Neben dem Burnout Maslach Inventar geeignet für Gesundheits-/Pflegekräfte oder Human-/Sozialdienste (MBI-HSS) wurde ein Fragebogen zur Erhebung soziodemografischer Daten erarbeitet. Sowohl der Fragebogen als auch das MBI-HSS und die Einwilligungserklärung (TCLE) wurden in ein Online-Formular umgewandelt und in der E-Mail von insgesamt 293 Fachleuten und zehn Studenten zur Verfügung gestellt. So erfolgte die Datenerhebung über ein selbst ausgefülltes Formular, auf das nur mit Zustimmung der TCLE zugegriffen werden konnte. Der erste Teil sammelte demografische Daten. Die letzte Stichprobe bestand aus 71 Fachleuten und 2 Studenten. Die Daten wurden zwischen Juni und September 2020 erhoben. Die Leiter und Teilnehmer der Institution wurden über den freiwilligen, anonymen und vertraulichen Charakter der Studie informiert und es wurde sichergestellt, dass die gesammelten Daten nicht für individuelle oder institutionelle Evaluierungszwecke verwendet werden.

Das MBI-HSS ist eine universelle Referenz für die Bewertung institutioneller BS und wurde ins Portugiesische übersetzt, von Lautert (1997), Tamayo (1997) und anderen angepasst und validiert. Das MBI bewertet die drei Dimensionen von BS. Es handelt sich um eine siebenstädige Likert-Skala mit 22 Fragen: neun Fragen zur emotionalen Erschöpfung (EE), fünf zur Depersonalisierung (DE) und acht zur verminderten persönlichen Leistung (PR), letztere mit umgekehrtem Score. Der MBI-Fragebogen kann anzeigen, ob eine Person tendenziell BS hat oder ob sie bereits BS hat. Für das manifestierte BS müssen die drei Dimensionen vorhanden sein, dh Personen, die BS manifestieren, haben hohe Klassifikationen für EE und DE und eine niedrige Klassifizierung für PR. Die Dimensionen sollten separat bewertet werden, da der Beitrag jeder Dimension des Syndroms unbekannt ist. Wenn alle Dimensionen negativ sind, wird das Risiko von BS reduziert. Das Risiko steigt, wenn die Domains positiv werden (MASLACH et al., 2001).
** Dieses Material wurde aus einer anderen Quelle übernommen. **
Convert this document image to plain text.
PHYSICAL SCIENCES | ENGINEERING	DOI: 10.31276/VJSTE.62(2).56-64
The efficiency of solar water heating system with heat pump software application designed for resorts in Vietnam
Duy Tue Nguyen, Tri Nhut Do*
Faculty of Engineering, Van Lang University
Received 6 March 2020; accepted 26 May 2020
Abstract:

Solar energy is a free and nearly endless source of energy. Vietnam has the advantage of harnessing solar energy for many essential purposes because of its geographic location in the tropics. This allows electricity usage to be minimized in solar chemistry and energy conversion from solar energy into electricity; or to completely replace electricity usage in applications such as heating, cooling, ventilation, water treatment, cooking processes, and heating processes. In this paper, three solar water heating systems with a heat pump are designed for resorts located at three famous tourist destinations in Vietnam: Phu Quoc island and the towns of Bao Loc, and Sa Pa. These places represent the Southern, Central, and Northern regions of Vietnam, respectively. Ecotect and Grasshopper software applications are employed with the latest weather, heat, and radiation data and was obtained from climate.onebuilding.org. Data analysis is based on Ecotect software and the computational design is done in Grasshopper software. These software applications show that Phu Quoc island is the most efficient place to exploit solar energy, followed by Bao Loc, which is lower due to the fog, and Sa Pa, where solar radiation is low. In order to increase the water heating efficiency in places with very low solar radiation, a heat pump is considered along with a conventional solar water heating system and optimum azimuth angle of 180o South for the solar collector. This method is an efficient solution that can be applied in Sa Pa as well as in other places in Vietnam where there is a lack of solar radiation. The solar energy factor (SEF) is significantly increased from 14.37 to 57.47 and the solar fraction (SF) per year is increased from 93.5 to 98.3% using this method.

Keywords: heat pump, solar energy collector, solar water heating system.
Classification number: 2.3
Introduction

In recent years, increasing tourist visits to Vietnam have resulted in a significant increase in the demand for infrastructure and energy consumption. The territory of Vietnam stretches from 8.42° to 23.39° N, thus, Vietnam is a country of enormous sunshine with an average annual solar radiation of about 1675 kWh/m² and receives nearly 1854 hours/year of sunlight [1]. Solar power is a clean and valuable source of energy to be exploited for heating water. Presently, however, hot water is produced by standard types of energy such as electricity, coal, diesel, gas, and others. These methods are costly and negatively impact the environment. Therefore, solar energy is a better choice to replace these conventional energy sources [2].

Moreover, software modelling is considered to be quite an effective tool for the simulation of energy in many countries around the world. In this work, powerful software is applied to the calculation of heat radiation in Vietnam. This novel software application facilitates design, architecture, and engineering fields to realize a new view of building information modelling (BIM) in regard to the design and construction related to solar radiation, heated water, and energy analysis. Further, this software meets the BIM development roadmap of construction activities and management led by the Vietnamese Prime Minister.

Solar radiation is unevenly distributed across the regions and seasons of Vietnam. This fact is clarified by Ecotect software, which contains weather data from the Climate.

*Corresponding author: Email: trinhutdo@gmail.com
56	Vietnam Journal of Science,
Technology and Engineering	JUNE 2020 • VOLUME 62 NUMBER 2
Für die Datenanalyse wurde das Statistikpaket Sozialwissenschaften (SPSS), Version 25 (IBM SPSS STATISTICS, 2017), verwendet. Zusätzlich zu den grundlegenden explorativen Analysetechniken wie Mittelwert, Standardabweichung und Häufigkeit wurden die Unterschiede in den Anteilen durch den Pearson-Test (Chi-Quadrat) getestet. Um die Faktoren im Zusammenhang mit den drei Aspekten von MBI-HSS (EE, DE und PR) zu untersuchen, wurden für jede Kategorie separat Berechnungen durchgeführt. Odds Ratios (OR) wurden mit entsprechenden Intervallen von 95% Konfidenz (KI – 95%) berechnet. Der Wald-Test wurde angewendet, um Schätzungen der Assoziation von soziodemografischen Variablen mit BS-Dimensionen zu erhalten. Das Signifikanzniveau (α) wurde auf 5% festgelegt, wobei als signifikante Werte von p angesehen wurden. <0,05 e intervalo de confiança.

3. ERGEBNISSE

Insgesamt wurden 71 Fragebögen von Krankenhauspersonal und 2 von medizinischen Praktikanten ausgefüllt. Von den Fachkräften arbeiteten 69 in der Krankenpflege, und das war die Zusammensetzung: 25 Krankenschwestern, 23 Pflegetechniker, 15 Ärzte, 6 Physiotherapeuten und 2 Manager. Die in den Fragebögen erhobenen demografischen Daten sind in Tabelle 1 dargestellt und lassen sich wie folgt zusammenfassen: 90,4 % arbeiteten direkt in dem spezifischen Bereich für mit COVID-19 infizierte Patienten; der höchste Prozentsatz der Befragten war zwischen 35 und 44 Jahren alt (53,4%); die höchste Prävalenz war bei Frauen mit 83,5% der Antworten. Es gab auch eine Dominanz der Weißen (65,7%); nur 19,18 % der Gesamtbevölkerung lebten allein; die meisten hatten mindestens ein Kind (64,3%); der am häufigsten gemeldete Familienstand war stabil/verheiratet (50,6%); 61,6% waren Städter und mussten nicht zur Arbeit fahren. Alle Teilnehmer hatten mindestens eine technische Ausbildung und unter den Absolventen die meisten mindestens einen postgradualen Abschluss (28,7%). Arbeiten an mehr als einem Ort wurde von 72,6% angegeben, und was die Anzahl der geleisteten Wochenstunden anbelangt, zeigte die Antwort von 21h bis 40h einen Prozentsatz von 65,75% (Tabelle 1).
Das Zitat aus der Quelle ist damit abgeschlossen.